Advanced Malware Analysis
Overview
Malware authors sometimes take deliberate steps to thwart the reverse engineering of their malware. This course is focused on advanced topics related to combating malware defense mechanisms. Designed for the experience d malware analyst, a robust skill set in x86 architecture and the Windows APIs is essential. Students will learn how to specifically combat against anti-disassembly, anti-debugging and anti-virtual machine techniques. Students will also learn how to defeat packed and armored executables and will be challenged to demonstrate these skills several times throughout the course.
Additional topics covered will include malware stealth techniques, such as process injection and rootkit technology; analyses of samples written in alternate programming languages, such as Delphi and C++; and a review of available tools and techniques. All concepts and materials presented are reinforced with demonstrations, real-world case studies, follow-along exercises, and student labs to allow students to practice what they have learned. This class is taught by senior FLARE Malware Analysts who are experienced in fighting through the state-of-the-art malware armor.

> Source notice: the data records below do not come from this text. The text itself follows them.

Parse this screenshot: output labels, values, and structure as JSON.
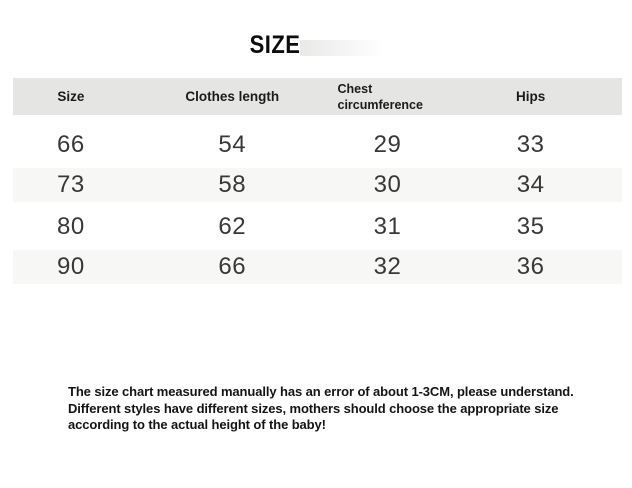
{
  "title": "SIZE",
  "table": {
    "headers": [
      "Size",
      "Clothes length",
      "Chest circumference",
      "Hips"
    ],
    "rows": [
      [
        "66",
        "54",
        "29",
        "33"
      ],
      [
        "73",
        "58",
        "30",
        "34"
      ],
      [
        "80",
        "62",
        "31",
        "35"
      ],
      [
        "90",
        "66",
        "32",
        "36"
      ]
    ]
  },
  "footer": {
    "text": "The size chart measured manually has an error of about 1-3CM, please understand.\nDifferent styles have different sizes, mothers should choose the appropriate size\naccording to the actual height of the baby!"
  },
  "colors": {
    "header_bg": "#e5e5e3",
    "alt_row_bg": "#f7f7f5",
    "text_dark": "#1b1b1b",
    "number_color": "#383838",
    "watermark": "#e9e9e8"
  }
}
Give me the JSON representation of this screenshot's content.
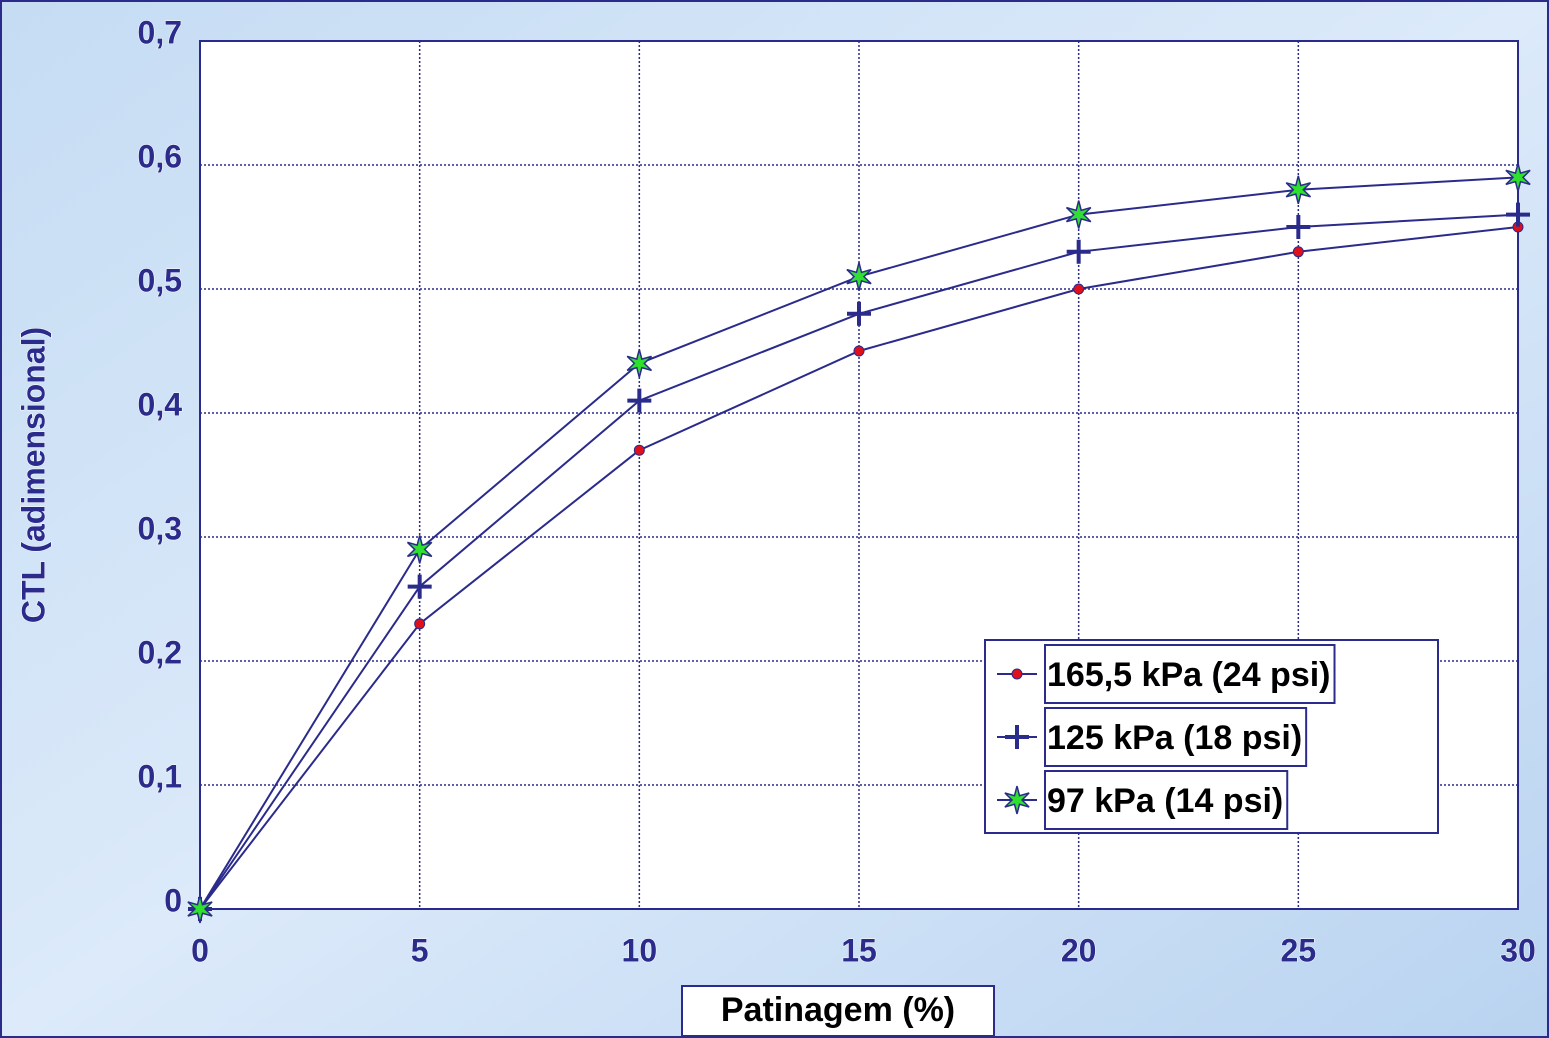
{
  "chart_data": {
    "type": "line",
    "x": [
      0,
      5,
      10,
      15,
      20,
      25,
      30
    ],
    "xlim": [
      0,
      30
    ],
    "xticks": [
      0,
      5,
      10,
      15,
      20,
      25,
      30
    ],
    "ylim": [
      0,
      0.7
    ],
    "yticks": [
      0,
      {
        "value": 0.1,
        "label": "0,1"
      },
      {
        "value": 0.2,
        "label": "0,2"
      },
      {
        "value": 0.3,
        "label": "0,3"
      },
      {
        "value": 0.4,
        "label": "0,4"
      },
      {
        "value": 0.5,
        "label": "0,5"
      },
      {
        "value": 0.6,
        "label": "0,6"
      },
      {
        "value": 0.7,
        "label": "0,7"
      }
    ],
    "xlabel": "Patinagem (%)",
    "ylabel": "CTL (adimensional)",
    "grid": true,
    "legend": "lower right",
    "series": [
      {
        "name": "165,5 kPa (24 psi)",
        "color": "#2b2b8c",
        "marker": "dot",
        "marker_color": "#e0101a",
        "values": [
          0,
          0.23,
          0.37,
          0.45,
          0.5,
          0.53,
          0.55
        ]
      },
      {
        "name": "125 kPa (18 psi)",
        "color": "#2b2b8c",
        "marker": "plus",
        "marker_color": "#2b2b8c",
        "values": [
          0,
          0.26,
          0.41,
          0.48,
          0.53,
          0.55,
          0.56
        ]
      },
      {
        "name": "97 kPa (14 psi)",
        "color": "#2b2b8c",
        "marker": "star",
        "marker_color": "#2fe02f",
        "values": [
          0,
          0.29,
          0.44,
          0.51,
          0.56,
          0.58,
          0.59
        ]
      }
    ]
  }
}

Who Should Take this Course
Intermediate to advanced malware analysts, information security professionals, forensic investigators or others requiring an understanding of how to overcome difficult challenges in malware analysis.
Student Requirements
- Excellent knowledge of Windows operating system and API
- Strong knowledge of the x86 architecture is required
- Computer programming experience
- Some training or experience in malware analysis
- Experience using IDA Pro
What Students Should Bring
- Students must bring their own laptop with VMware Workstation, Server or Fusion installed (VMware Player is acceptable, but not recommended). Laptops should have at least 20GB of free space.

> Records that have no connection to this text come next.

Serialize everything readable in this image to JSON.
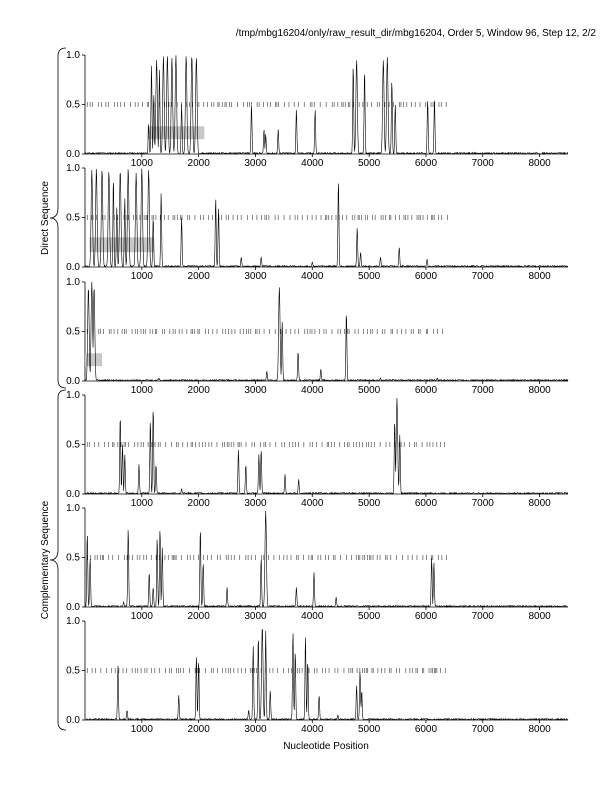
{
  "header": "/tmp/mbg16204/only/raw_result_dir/mbg16204, Order 5, Window 96, Step 12, 2/2",
  "group_labels": {
    "direct": "Direct Sequence",
    "complementary": "Complementary Sequence"
  },
  "chart_data": {
    "type": "line",
    "title": "/tmp/mbg16204/only/raw_result_dir/mbg16204, Order 5, Window 96, Step 12, 2/2",
    "xlabel": "Nucleotide Position",
    "xlim": [
      0,
      8500
    ],
    "ylim": [
      0,
      1
    ],
    "x_ticks": [
      1000,
      2000,
      3000,
      4000,
      5000,
      6000,
      7000,
      8000
    ],
    "x_tick_labels": [
      "1000",
      "2000",
      "3000",
      "4000",
      "5000",
      "6000",
      "7000",
      "8000"
    ],
    "y_ticks": [
      0,
      0.5,
      1
    ],
    "y_tick_labels": [
      "0.0",
      "0.5",
      "1.0"
    ],
    "panels": [
      {
        "name": "direct-frame-1",
        "group": "direct",
        "peaks": [
          [
            1120,
            0.3
          ],
          [
            1170,
            0.9
          ],
          [
            1210,
            0.6
          ],
          [
            1260,
            0.95
          ],
          [
            1310,
            0.85
          ],
          [
            1380,
            0.99
          ],
          [
            1450,
            1.0
          ],
          [
            1530,
            0.97
          ],
          [
            1600,
            1.0
          ],
          [
            1700,
            0.5
          ],
          [
            1780,
            1.0
          ],
          [
            1880,
            1.0
          ],
          [
            1960,
            0.98
          ],
          [
            2930,
            0.5
          ],
          [
            3150,
            0.25
          ],
          [
            3180,
            0.2
          ],
          [
            3400,
            0.25
          ],
          [
            3720,
            0.45
          ],
          [
            4050,
            0.45
          ],
          [
            4720,
            0.9
          ],
          [
            4780,
            0.95
          ],
          [
            4920,
            0.85
          ],
          [
            5250,
            0.95
          ],
          [
            5320,
            0.98
          ],
          [
            5400,
            0.75
          ],
          [
            5460,
            0.5
          ],
          [
            6030,
            0.55
          ],
          [
            6150,
            0.55
          ]
        ],
        "midline_range": [
          0,
          6380
        ],
        "orf_box": [
          1100,
          2100,
          0.15,
          0.28
        ]
      },
      {
        "name": "direct-frame-2",
        "group": "direct",
        "peaks": [
          [
            120,
            0.98
          ],
          [
            200,
            1.0
          ],
          [
            300,
            0.99
          ],
          [
            420,
            0.97
          ],
          [
            500,
            0.9
          ],
          [
            560,
            0.6
          ],
          [
            620,
            0.98
          ],
          [
            700,
            0.7
          ],
          [
            760,
            1.0
          ],
          [
            900,
            0.95
          ],
          [
            1000,
            1.0
          ],
          [
            1120,
            0.98
          ],
          [
            1200,
            0.5
          ],
          [
            1340,
            0.75
          ],
          [
            1700,
            0.5
          ],
          [
            2300,
            0.7
          ],
          [
            2350,
            0.6
          ],
          [
            2750,
            0.1
          ],
          [
            3100,
            0.1
          ],
          [
            4000,
            0.05
          ],
          [
            4460,
            0.88
          ],
          [
            4790,
            0.4
          ],
          [
            4850,
            0.15
          ],
          [
            5200,
            0.1
          ],
          [
            5530,
            0.2
          ],
          [
            6020,
            0.08
          ]
        ],
        "midline_range": [
          0,
          6380
        ],
        "orf_box": [
          80,
          1220,
          0.15,
          0.3
        ]
      },
      {
        "name": "direct-frame-3",
        "group": "direct",
        "peaks": [
          [
            60,
            0.95
          ],
          [
            120,
            1.0
          ],
          [
            160,
            0.95
          ],
          [
            1300,
            0.03
          ],
          [
            3200,
            0.1
          ],
          [
            3420,
            0.95
          ],
          [
            3470,
            0.6
          ],
          [
            3750,
            0.3
          ],
          [
            4150,
            0.12
          ],
          [
            4600,
            0.7
          ],
          [
            5200,
            0.03
          ],
          [
            6200,
            0.03
          ]
        ],
        "midline_range": [
          0,
          6380
        ],
        "orf_box": [
          0,
          300,
          0.15,
          0.28
        ]
      },
      {
        "name": "complementary-frame-1",
        "group": "complementary",
        "peaks": [
          [
            620,
            0.8
          ],
          [
            660,
            0.5
          ],
          [
            700,
            0.4
          ],
          [
            950,
            0.3
          ],
          [
            1150,
            0.75
          ],
          [
            1200,
            0.88
          ],
          [
            1250,
            0.3
          ],
          [
            1700,
            0.05
          ],
          [
            2700,
            0.45
          ],
          [
            2830,
            0.3
          ],
          [
            3060,
            0.4
          ],
          [
            3100,
            0.45
          ],
          [
            3520,
            0.2
          ],
          [
            3760,
            0.15
          ],
          [
            5450,
            0.75
          ],
          [
            5490,
            0.97
          ],
          [
            5540,
            0.6
          ]
        ],
        "midline_range": [
          0,
          6380
        ],
        "orf_box": null
      },
      {
        "name": "complementary-frame-2",
        "group": "complementary",
        "peaks": [
          [
            40,
            0.75
          ],
          [
            90,
            0.5
          ],
          [
            680,
            0.05
          ],
          [
            760,
            0.8
          ],
          [
            1130,
            0.35
          ],
          [
            1200,
            0.2
          ],
          [
            1270,
            0.7
          ],
          [
            1320,
            0.8
          ],
          [
            1360,
            0.6
          ],
          [
            2030,
            0.8
          ],
          [
            2080,
            0.45
          ],
          [
            2500,
            0.2
          ],
          [
            3100,
            0.5
          ],
          [
            3180,
            0.97
          ],
          [
            3720,
            0.2
          ],
          [
            4030,
            0.35
          ],
          [
            4420,
            0.1
          ],
          [
            6100,
            0.5
          ],
          [
            6140,
            0.45
          ]
        ],
        "midline_range": [
          0,
          6380
        ],
        "orf_box": null
      },
      {
        "name": "complementary-frame-3",
        "group": "complementary",
        "peaks": [
          [
            580,
            0.55
          ],
          [
            740,
            0.1
          ],
          [
            1650,
            0.25
          ],
          [
            1960,
            0.65
          ],
          [
            2000,
            0.6
          ],
          [
            2880,
            0.1
          ],
          [
            2960,
            0.75
          ],
          [
            3050,
            0.85
          ],
          [
            3120,
            0.95
          ],
          [
            3180,
            0.9
          ],
          [
            3260,
            0.3
          ],
          [
            3660,
            0.9
          ],
          [
            3700,
            0.7
          ],
          [
            3880,
            0.85
          ],
          [
            3920,
            0.6
          ],
          [
            4120,
            0.25
          ],
          [
            4450,
            0.05
          ],
          [
            4780,
            0.35
          ],
          [
            4840,
            0.5
          ],
          [
            4870,
            0.3
          ]
        ],
        "midline_range": [
          0,
          6380
        ],
        "orf_box": null
      }
    ]
  }
}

- A licensed copy of IDA Pro is highly recommended to participate in ALL labs, but the free version can be used in most cases.

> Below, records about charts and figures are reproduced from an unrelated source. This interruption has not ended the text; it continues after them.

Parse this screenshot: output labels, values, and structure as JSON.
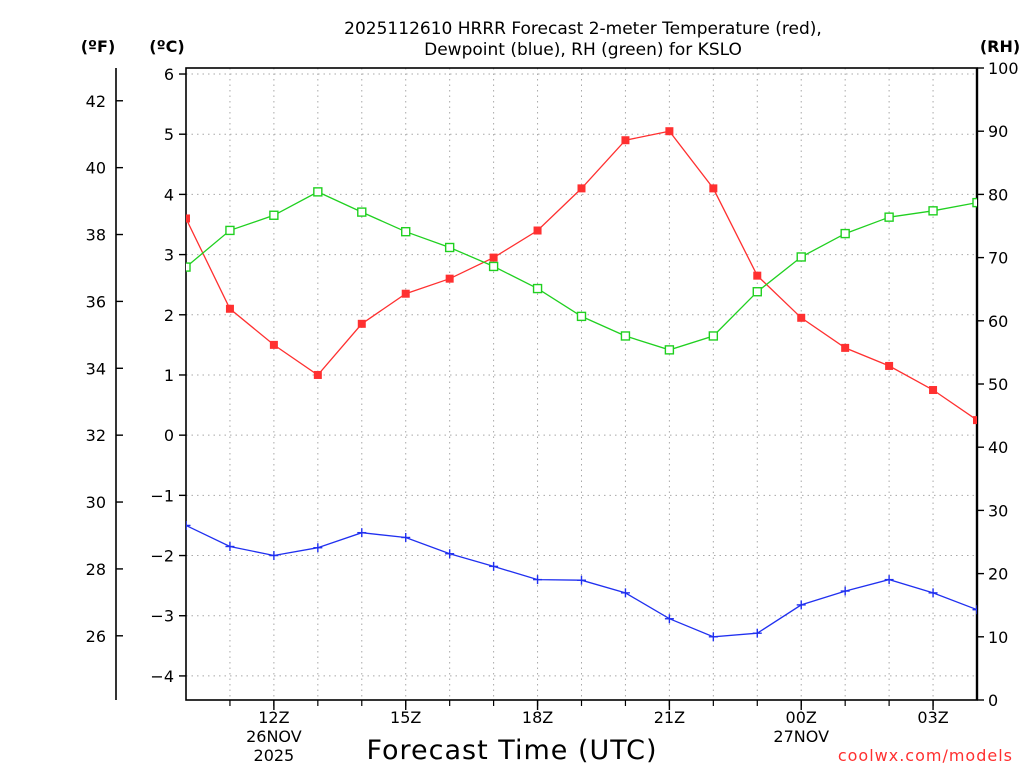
{
  "chart_data": {
    "type": "line",
    "title_line1": "2025112610 HRRR Forecast 2-meter Temperature (red),",
    "title_line2": "Dewpoint (blue), RH (green) for KSLO",
    "left_unit_f": "(ºF)",
    "left_unit_c": "(ºC)",
    "right_unit": "(RH)",
    "xlabel": "Forecast Time (UTC)",
    "credit": "coolwx.com/models",
    "celsius_axis": {
      "ylim": [
        -4.4,
        6.1
      ],
      "ticks": [
        -4,
        -3,
        -2,
        -1,
        0,
        1,
        2,
        3,
        4,
        5,
        6
      ],
      "tick_labels": [
        "−4",
        "−3",
        "−2",
        "−1",
        "0",
        "1",
        "2",
        "3",
        "4",
        "5",
        "6"
      ]
    },
    "fahrenheit_axis": {
      "ticks": [
        26,
        28,
        30,
        32,
        34,
        36,
        38,
        40,
        42
      ],
      "tick_labels": [
        "26",
        "28",
        "30",
        "32",
        "34",
        "36",
        "38",
        "40",
        "42"
      ]
    },
    "rh_axis": {
      "ylim": [
        0,
        100
      ],
      "ticks": [
        0,
        10,
        20,
        30,
        40,
        50,
        60,
        70,
        80,
        90,
        100
      ],
      "tick_labels": [
        "0",
        "10",
        "20",
        "30",
        "40",
        "50",
        "60",
        "70",
        "80",
        "90",
        "100"
      ]
    },
    "x": [
      10,
      11,
      12,
      13,
      14,
      15,
      16,
      17,
      18,
      19,
      20,
      21,
      22,
      23,
      24,
      25,
      26,
      27,
      28
    ],
    "xlim": [
      10,
      28
    ],
    "x_gridlines": [
      11,
      12,
      13,
      14,
      15,
      16,
      17,
      18,
      19,
      20,
      21,
      22,
      23,
      24,
      25,
      26,
      27
    ],
    "x_ticks": [
      {
        "x": 12,
        "lines": [
          "12Z",
          "26NOV",
          "2025"
        ]
      },
      {
        "x": 15,
        "lines": [
          "15Z"
        ]
      },
      {
        "x": 18,
        "lines": [
          "18Z"
        ]
      },
      {
        "x": 21,
        "lines": [
          "21Z"
        ]
      },
      {
        "x": 24,
        "lines": [
          "00Z",
          "27NOV"
        ]
      },
      {
        "x": 27,
        "lines": [
          "03Z"
        ]
      }
    ],
    "series": [
      {
        "name": "Temperature",
        "axis": "celsius",
        "color": "#ff3030",
        "marker": "filled-square",
        "values": [
          3.6,
          2.1,
          1.5,
          1.0,
          1.85,
          2.35,
          2.6,
          2.95,
          3.4,
          4.1,
          4.9,
          5.05,
          4.1,
          2.65,
          1.95,
          1.45,
          1.15,
          0.75,
          0.25
        ]
      },
      {
        "name": "Dewpoint",
        "axis": "celsius",
        "color": "#2030f0",
        "marker": "plus",
        "values": [
          -1.5,
          -1.85,
          -2.0,
          -1.87,
          -1.62,
          -1.7,
          -1.97,
          -2.18,
          -2.4,
          -2.41,
          -2.62,
          -3.05,
          -3.35,
          -3.29,
          -2.82,
          -2.59,
          -2.4,
          -2.62,
          -2.9
        ]
      },
      {
        "name": "RH",
        "axis": "rh",
        "color": "#20d020",
        "marker": "open-square",
        "values": [
          68.5,
          74.3,
          76.7,
          80.4,
          77.2,
          74.1,
          71.6,
          68.6,
          65.1,
          60.7,
          57.6,
          55.4,
          57.6,
          64.6,
          70.1,
          73.8,
          76.4,
          77.4,
          78.7
        ]
      }
    ]
  }
}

What Students Will Be Provided With
- A student manual
- Class handouts
- Mandiant gear
Trainers
Claudiu Teodorescu is a Staff Reverse Engineer in FireEye's FLARE team. Prior to joining FireEye, Claudiu worked for Guidance Software, writing forensic parsers for different file formats to support the EnCase forensic tool. Also, as the Cryptographic Officer of the company, he supported EnCase integration with different disk/volume/file based encryption products including Bitlocker, McAfee EEPC, Checkpoint FDE, Symantec EEPC, etc. Claudiu has presented research on Windows Management Instrumentation database at B-Sides LV and Defcon 2015. He was also a member of the team that won the 2015 Volatility plugin contest with the
"shimcachemem" plugin.
Alex Berry is Senior Manager, FLARE Team at FireEye Inc
Tyler Dean is a Reverse Engineer with the FireEye Labs Advanced Reverse Engineering (FLARE) team. With the FLARE team, Tyler has taught several malware analysis classes and is the primary developer of the debugger scripting framework flare-dbg. Prior to the FLARE team, Tyler worked at two U.S. research labs, Sandia National Labs and SEI/CERT performing forensics and malware reverse engineering. Tyler received a master's degree from Carnegie Mellon University in information security.